Details of the Offer, including all terms and conditions, will be set out in an offer document to be sent to the Luxo shareholders following the review and approval by the Oslo Stock Exchange. The Offer will amongst other conditions be subject to satisfaction or waiver of the following conditions: (a) receipt of valid acceptances in respect of a number of shares of Luxo which exceeds 90 percent of the shares in Luxo on a fully diluted basis; (b) the completion by Fagerhult of acceptable financial, legal and environmental due diligence of Luxo, the result of which shall be satisfactory to Fagerhult; (c) that all necessary regulatory / competition approvals for the completion of the Offer have been obtained by the Offeror; (d) to the extent any material contract of the Luxo group contains clauses which give the contracting party to the Luxo group a right to terminate the material contract as a result of completion of the Offer, consent from such contracting party that the material contract will not be terminated as a result of completion of the Offer; and (e) that no material adverse change having occurred prior to completion of the Offer. The Offer will also be subject to the shareholders’ meeting of Fagerhult having resolved to issue consideration shares under the Share Alternative.
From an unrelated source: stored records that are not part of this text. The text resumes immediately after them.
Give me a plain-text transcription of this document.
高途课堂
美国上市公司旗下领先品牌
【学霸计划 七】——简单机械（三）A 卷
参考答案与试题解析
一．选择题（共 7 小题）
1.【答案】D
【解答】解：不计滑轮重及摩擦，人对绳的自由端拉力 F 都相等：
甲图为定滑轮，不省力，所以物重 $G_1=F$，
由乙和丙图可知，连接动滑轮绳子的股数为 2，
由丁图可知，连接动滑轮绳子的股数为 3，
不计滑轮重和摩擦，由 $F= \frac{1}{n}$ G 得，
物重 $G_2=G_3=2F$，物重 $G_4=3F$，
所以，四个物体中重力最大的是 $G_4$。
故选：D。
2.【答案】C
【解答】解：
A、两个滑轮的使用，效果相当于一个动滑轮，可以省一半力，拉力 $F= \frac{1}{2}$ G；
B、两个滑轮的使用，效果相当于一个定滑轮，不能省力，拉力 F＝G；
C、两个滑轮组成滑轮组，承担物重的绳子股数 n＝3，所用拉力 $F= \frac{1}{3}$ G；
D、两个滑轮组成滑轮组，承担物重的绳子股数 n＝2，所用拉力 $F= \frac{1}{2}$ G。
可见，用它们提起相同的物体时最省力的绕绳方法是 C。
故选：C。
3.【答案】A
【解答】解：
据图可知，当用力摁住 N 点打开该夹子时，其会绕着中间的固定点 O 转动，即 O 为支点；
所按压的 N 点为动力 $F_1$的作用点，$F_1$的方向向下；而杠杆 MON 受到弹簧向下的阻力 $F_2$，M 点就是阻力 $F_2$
The Offeror reserves the right to either in whole or in part and at its own discretion, amend or waive any or all of the conditions to the Offer. This may also include completing the Offer without having received valid acceptances in respect of a number of shares of Luxo which exceeds 90 percent of the shares.

If, as a result of the Offer, the Offeror acquires and holds more than 90 percent of the total issued share capital of Luxo, the Offeror intends to carry out a compulsory acquisition of the remaining shares in Luxo.

The voluntary offer document will be prepared as soon as practicably possible and sent to the Oslo Stock Exchange for review and approval.

Arctos Mergers & Acquisitions and Handelsbanken Capital Markets are acting as financial advisors and Gärde Wesslau Advokatbyrå and Advokatfirma DLA Piper Norway DA are acting as legal advisors to the Offeror in connection with the Offer.